The Bariloche Atomic Centre (Centro Atómico Bariloche) is one of the research and development centres of the Argentine National Atomic Energy Commission. As its name implies, it is located in the city of San Carlos de Bariloche. Bariloche Atomic Centre is responsible for research in physics and nuclear engineering. It also hosts the Balseiro Institute, a collaboration between National University of Cuyo and the National Atomic Energy Commission. The Bariloche Atomic Centre opened in 1955 with its first director, José Antonio Balseiro. The RA-6 reactor started operations in 1982.

== Activity ==
The centre is devoted to basic and applied physics research as well as Nuclear and Mechanical Engineering.

Basic research is focused on deepening understanding of nuclear energy. Applied sciences have provided support for both state- and privately owned companies. The main areas of research include: materials, neutrons, thermodynamics and theoretical physics.

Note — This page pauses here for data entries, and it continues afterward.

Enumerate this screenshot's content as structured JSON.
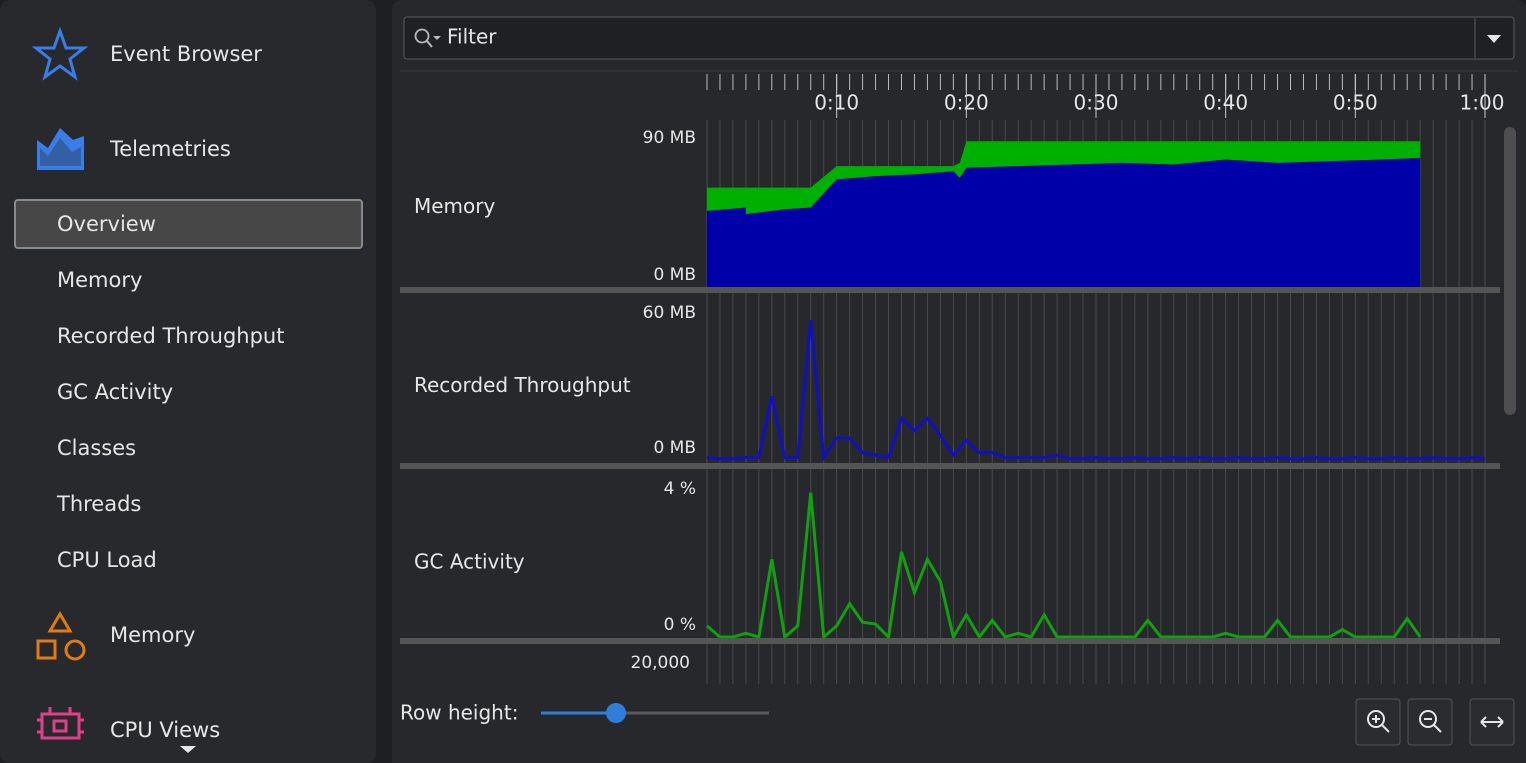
{
  "sidebar": {
    "entries": [
      {
        "label": "Event Browser",
        "level": 0
      },
      {
        "label": "Telemetries",
        "level": 0
      },
      {
        "label": "Overview",
        "level": 1
      },
      {
        "label": "Memory",
        "level": 1
      },
      {
        "label": "Recorded Throughput",
        "level": 1
      },
      {
        "label": "GC Activity",
        "level": 1
      },
      {
        "label": "Classes",
        "level": 1
      },
      {
        "label": "Threads",
        "level": 1
      },
      {
        "label": "CPU Load",
        "level": 1
      },
      {
        "label": "Memory",
        "level": 0
      },
      {
        "label": "CPU Views",
        "level": 0
      }
    ],
    "selected_index": 2
  },
  "filter": {
    "placeholder": "Filter"
  },
  "timeline": {
    "xlim": [
      0,
      60
    ],
    "xticks": [
      {
        "value": 10,
        "label": "0:10"
      },
      {
        "value": 20,
        "label": "0:20"
      },
      {
        "value": 30,
        "label": "0:30"
      },
      {
        "value": 40,
        "label": "0:40"
      },
      {
        "value": 50,
        "label": "0:50"
      },
      {
        "value": 60,
        "label": "1:00"
      }
    ],
    "minor_xticks": [
      0,
      1,
      2,
      3,
      4,
      5,
      6,
      7,
      8,
      9,
      10,
      11,
      12,
      13,
      14,
      15,
      16,
      17,
      18,
      19,
      20,
      21,
      22,
      23,
      24,
      25,
      26,
      27,
      28,
      29,
      30,
      31,
      32,
      33,
      34,
      35,
      36,
      37,
      38,
      39,
      40,
      41,
      42,
      43,
      44,
      45,
      46,
      47,
      48,
      49,
      50,
      51,
      52,
      53,
      54,
      55,
      56,
      57,
      58,
      59,
      60
    ]
  },
  "chart_data": [
    {
      "type": "area",
      "title": "Memory",
      "x": [
        0,
        3,
        3,
        6,
        8,
        10,
        13,
        16,
        19,
        19.5,
        20,
        24,
        28,
        32,
        36,
        40,
        44,
        48,
        52,
        55
      ],
      "series": [
        {
          "color": "#00b000",
          "values": [
            60,
            60,
            60,
            60,
            60,
            73,
            73,
            73,
            73,
            75,
            88,
            88,
            88,
            88,
            88,
            88,
            88,
            88,
            88,
            88
          ]
        },
        {
          "color": "#0000a8",
          "values": [
            46,
            48,
            44,
            47,
            48,
            65,
            67,
            68,
            70,
            66,
            72,
            73,
            74,
            75,
            74,
            77,
            75,
            76,
            77,
            78
          ]
        }
      ],
      "ylim": [
        0,
        90
      ],
      "yticks": [
        {
          "value": 0,
          "label": "0 MB"
        },
        {
          "value": 90,
          "label": "90 MB"
        }
      ]
    },
    {
      "type": "line",
      "title": "Recorded Throughput",
      "x": [
        0,
        1,
        2,
        3,
        4,
        5,
        6,
        7,
        8,
        9,
        10,
        11,
        12,
        13,
        14,
        15,
        16,
        17,
        18,
        19,
        20,
        21,
        22,
        23,
        24,
        25,
        26,
        27,
        28,
        29,
        30,
        31,
        32,
        33,
        34,
        35,
        36,
        37,
        38,
        39,
        40,
        41,
        42,
        43,
        44,
        45,
        46,
        47,
        48,
        49,
        50,
        51,
        52,
        53,
        54,
        55,
        56,
        57,
        58,
        59,
        60
      ],
      "series": [
        {
          "color": "#1010c0",
          "values": [
            1,
            0.5,
            0.5,
            1,
            1,
            26,
            1,
            1,
            57,
            1,
            9,
            9,
            3,
            2,
            1,
            17,
            12,
            17,
            10,
            2,
            8,
            3,
            3,
            1,
            1,
            1,
            1,
            2,
            0.5,
            0.5,
            1,
            0.5,
            0.5,
            1,
            0.5,
            0.5,
            1,
            0.5,
            1,
            0.5,
            0.5,
            1,
            0.5,
            0.5,
            1,
            0.5,
            0.5,
            1,
            0.5,
            0.5,
            1,
            0.5,
            0.5,
            1,
            0.5,
            0.5,
            1,
            0.5,
            0.5,
            1,
            0.5
          ]
        }
      ],
      "ylim": [
        0,
        60
      ],
      "yticks": [
        {
          "value": 0,
          "label": "0 MB"
        },
        {
          "value": 60,
          "label": "60 MB"
        }
      ]
    },
    {
      "type": "line",
      "title": "GC Activity",
      "x": [
        0,
        1,
        2,
        3,
        4,
        5,
        6,
        7,
        8,
        9,
        10,
        11,
        12,
        13,
        14,
        15,
        16,
        17,
        18,
        19,
        20,
        21,
        22,
        23,
        24,
        25,
        26,
        27,
        28,
        29,
        30,
        31,
        32,
        33,
        34,
        35,
        36,
        37,
        38,
        39,
        40,
        41,
        42,
        43,
        44,
        45,
        46,
        47,
        48,
        49,
        50,
        51,
        52,
        53,
        54,
        55
      ],
      "series": [
        {
          "color": "#10a010",
          "values": [
            0.3,
            0,
            0,
            0.1,
            0,
            2.1,
            0,
            0.3,
            3.9,
            0,
            0.3,
            0.9,
            0.4,
            0.35,
            0,
            2.3,
            1.2,
            2.1,
            1.5,
            0,
            0.6,
            0,
            0.45,
            0,
            0.1,
            0,
            0.6,
            0,
            0,
            0,
            0,
            0,
            0,
            0,
            0.45,
            0,
            0,
            0,
            0,
            0,
            0.1,
            0,
            0,
            0,
            0.45,
            0,
            0,
            0,
            0,
            0.2,
            0,
            0,
            0,
            0,
            0.5,
            0
          ]
        }
      ],
      "ylim": [
        0,
        4
      ],
      "yticks": [
        {
          "value": 0,
          "label": "0 %"
        },
        {
          "value": 4,
          "label": "4 %"
        }
      ]
    }
  ],
  "partial_row": {
    "ytick_label": "20,000"
  },
  "controls": {
    "row_height_label": "Row height:"
  }
}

Nuclear Engineering at the Centre is aimed at further developing Argentina's atomic technology. Most of the research is done taking advantage of RA-6, a 1 MW experimental reactor. Experiments done with the RA-6 include irradiation and radioactive activation of several materials.

Some research groups also focus on refining reactor calculations and performance measurements and designing mechanical devices for those tasks.

Various companies have sprung out of the Bariloche Atomic Center, such as INVAP and ALTEC.